Ghana receives the first Covid-19 vaccines from the global Covax initiative

Ghana has just received its first Covid-19 vaccine doses from Covax, the global initiative to ensure all countries have access to vaccines.

A total of 600,000 doses of the Oxford / AstraZeneca vaccine arrived in Ghana’s capital, Accra, on Wednesday. It is the official start of a long worldwide vaccination campaign.

Ghana is the first country to receive these vaccines. It will begin the rollout next week, starting with primary care health professionals, the elderly and those with underlying conditions.
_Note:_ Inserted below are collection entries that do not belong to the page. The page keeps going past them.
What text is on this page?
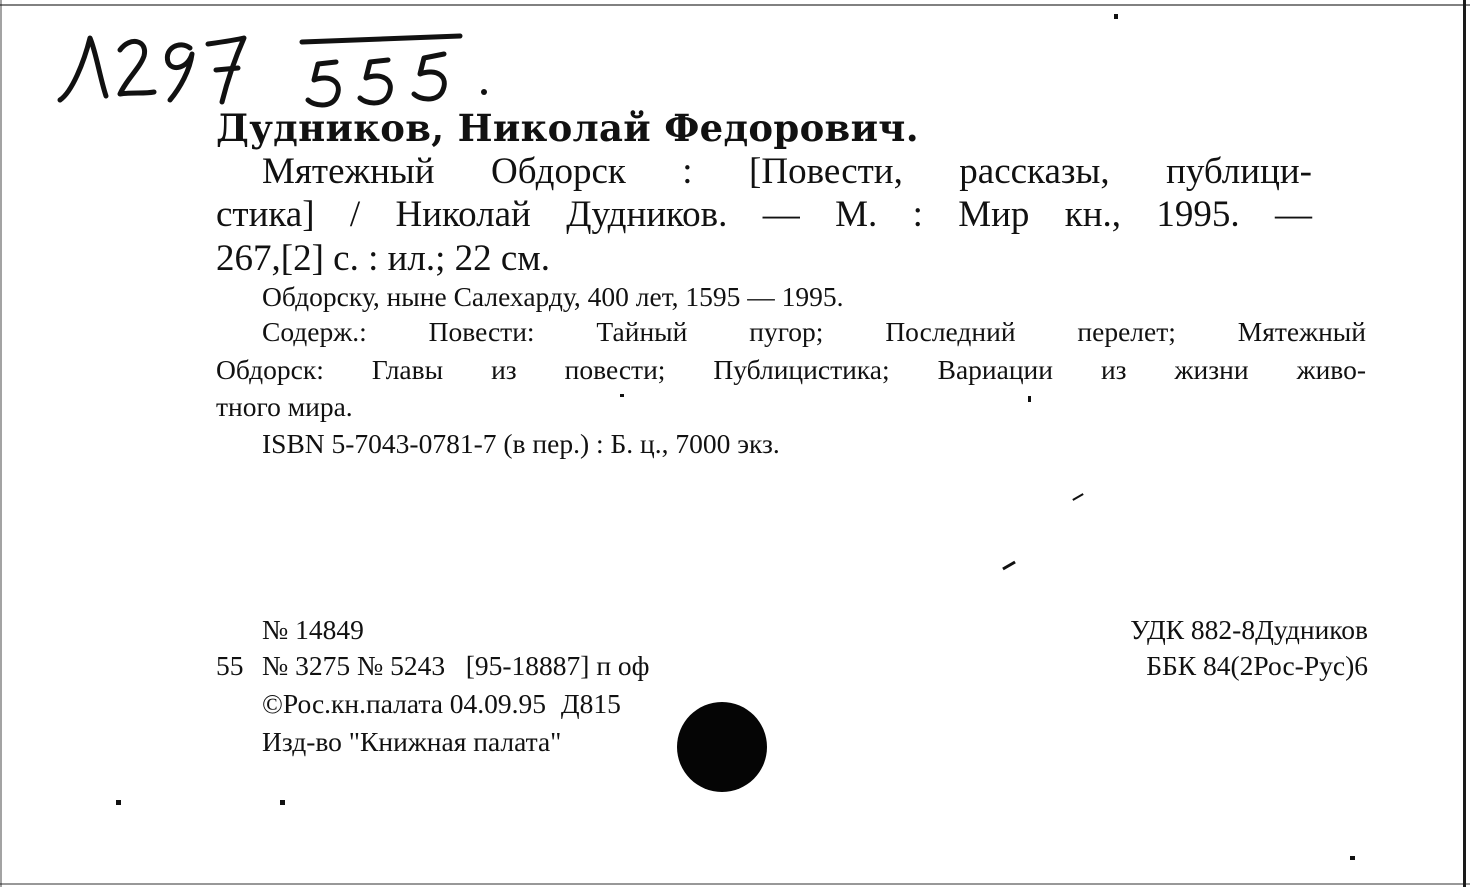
Дудников, Николай Федорович.
Мятежный Обдорск : [Повести, рассказы, публици-
стика] / Николай Дудников. — М. : Мир кн., 1995. —
267,[2] с. : ил.; 22 см.
Обдорску, ныне Салехарду, 400 лет, 1595 — 1995.
Содерж.: Повести: Тайный пугор; Последний перелет; Мятежный
Обдорск: Главы из повести; Публицистика; Вариации из жизни живо-
тного мира.
ISBN 5-7043-0781-7 (в пер.) : Б. ц., 7000 экз.
№ 14849
55 № 3275 № 5243   [95-18887] п оф
©Рос.кн.палата 04.09.95 Д815
Изд-во "Книжная палата"
УДК 882-8Дудников
ББК 84(2Рос-Рус)6
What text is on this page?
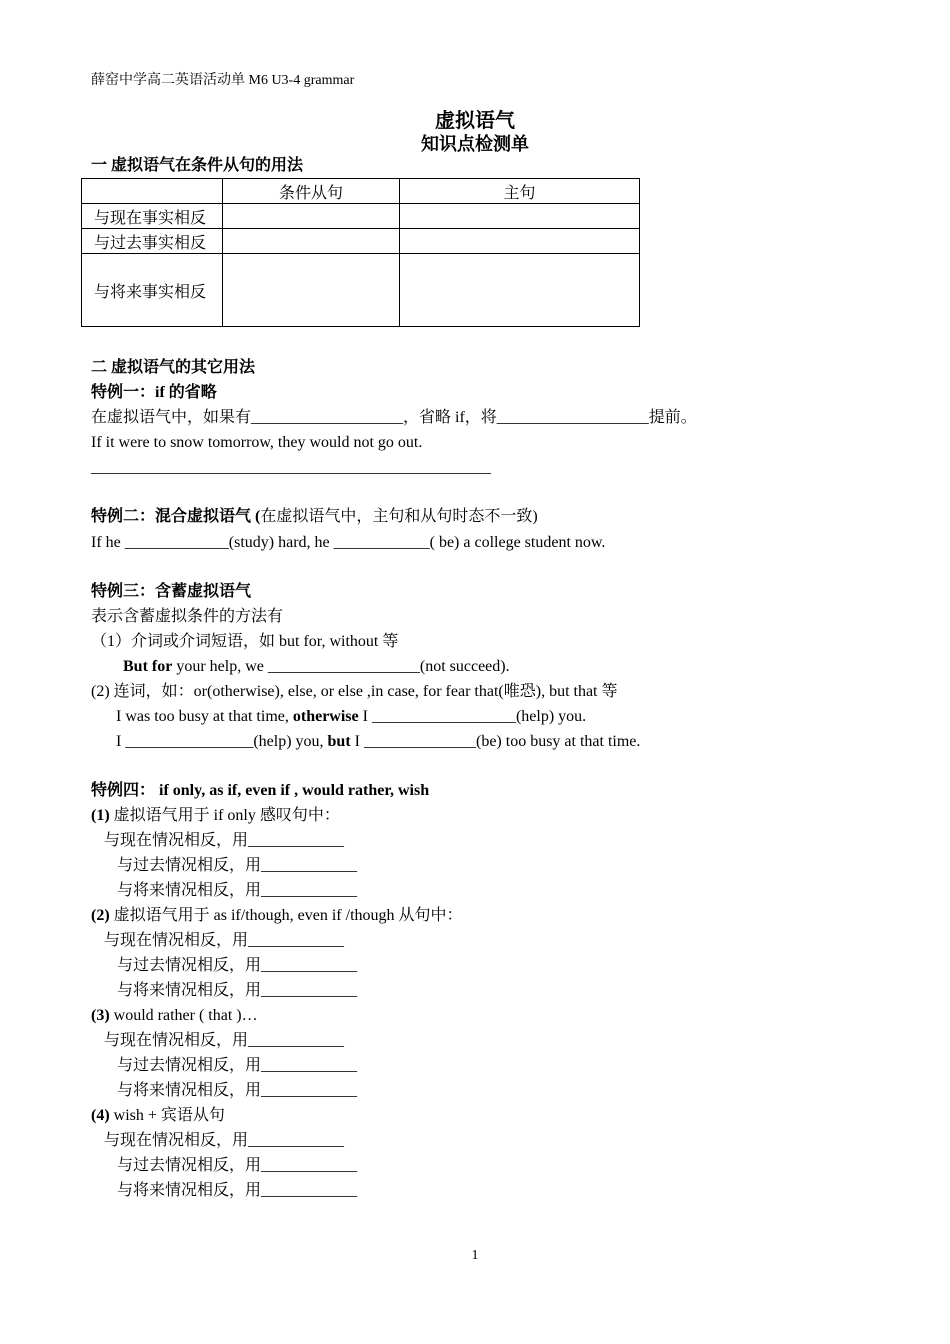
薛窑中学高二英语活动单 M6 U3-4 grammar
虚拟语气
知识点检测单
一 虚拟语气在条件从句的用法
	条件从句	主句
与现在事实相反		
与过去事实相反		
与将来事实相反		
二 虚拟语气的其它用法
特例一：if 的省略
在虚拟语气中，如果有___________________，省略 if，将___________________提前。
If it were to snow tomorrow, they would not go out.
__________________________________________________
特例二：混合虚拟语气 (在虚拟语气中，主句和从句时态不一致)
If he _____________(study) hard, he ____________( be) a college student now.
特例三：含蓄虚拟语气
表示含蓄虚拟条件的方法有
（1）介词或介词短语，如 but for, without 等
But for your help, we ___________________(not succeed).
(2) 连词，如：or(otherwise), else, or else ,in case, for fear that(唯恐), but that 等
I was too busy at that time, otherwise I __________________(help) you.
I ________________(help) you, but I ______________(be) too busy at that time.
特例四： if only, as if, even if , would rather, wish
(1) 虚拟语气用于 if only 感叹句中：
与现在情况相反，用____________
与过去情况相反，用____________
与将来情况相反，用____________
(2) 虚拟语气用于 as if/though, even if /though 从句中：
与现在情况相反，用____________
与过去情况相反，用____________
与将来情况相反，用____________
(3) would rather ( that )…
与现在情况相反，用____________
与过去情况相反，用____________
与将来情况相反，用____________
(4) wish + 宾语从句
与现在情况相反，用____________
与过去情况相反，用____________
与将来情况相反，用____________
1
However, the 600,000 doses will cover only a fraction of Ghana’s approximately 30 million inhabitants.

Ivory Coast is next to receive vaccine doses from Covax. But immunization campaigns in Africa have only just begun, after millions upon millions of shots have been delivered in wealthier countries.

Covax, which is led by the World Health Organization, GAVI, the Vaccine Alliance and the Coalition for Epidemic Preparedness Innovations, is designed to ensure equal access to vaccines for every country, regardless of wealth. Today, the initiative aims to deliver 2 billion doses of vaccine by the end of 2021, most of which will go to 92 of the world’s poorest countries.

But the initiative was slow to take off, especially as it fights richer countries for vaccine doses.

Tedros Adhanom Ghebreyesus, the Director General of the World Health Organization, said this week that more than 210 million doses of vaccine have been distributed in just two countries, while more than 200 countries have not yet started giving their first doses.

Rich countries – with more than 14 percent of the world’s population – have bought up more than 53 percent of the vaccines most likely to succeed through pre-purchase agreements. At the moment, the demand for vaccines is outstripping supply, so even these wealthier countries can’t get into arms fast enough. But they will likely be able to do that in a matter of months – in the summer, for example, in the US – compared to some of the world’s poorest countries, where it could take years.

Many countries in Africa have not experienced the dramatic peaks in Covid-19 seen in other parts of the world. But a year after the pandemic, some of the continent’s 54 countries are facing an increase in the number of cases fueled by new variants, including one discovered in South Africa. This week, the entire African continent reached 100,000 known Covid-19 deaths.

Despite this, only a handful of African countries have even started vaccinations. According to the African Union, a total of 1.5 billion vaccine doses are needed to inoculate 60 percent of the continent’s more than 1 billion inhabitants. While the African Union and countries are trying to negotiate agreements – including with Russia and China – many countries will need Covax’s help.

The United States recently pledged a hefty $ 4 billion incentive to Covax to help fund and deliver vaccines. But if rich countries continue to stockpile vaccine, the rate of vaccination will still be slow in the less prosperous countries.

Beyond funding, global vaccination efforts only need more vaccine supplies, along with efforts to increase manufacturing and manufacturing capacity in low-income countries and to induce pharmaceutical companies to potentially waive intellectual property rights to better share knowledge and technology .

It will take a huge effort to get the whole world vaccinated. It is not only a moral obligation to ensure that the entire world population has access to protective vaccines; it is a necessity for public health. The coronavirus that is spreading in the far corner of the world remains a threat to everyone, especially as new variants emerge.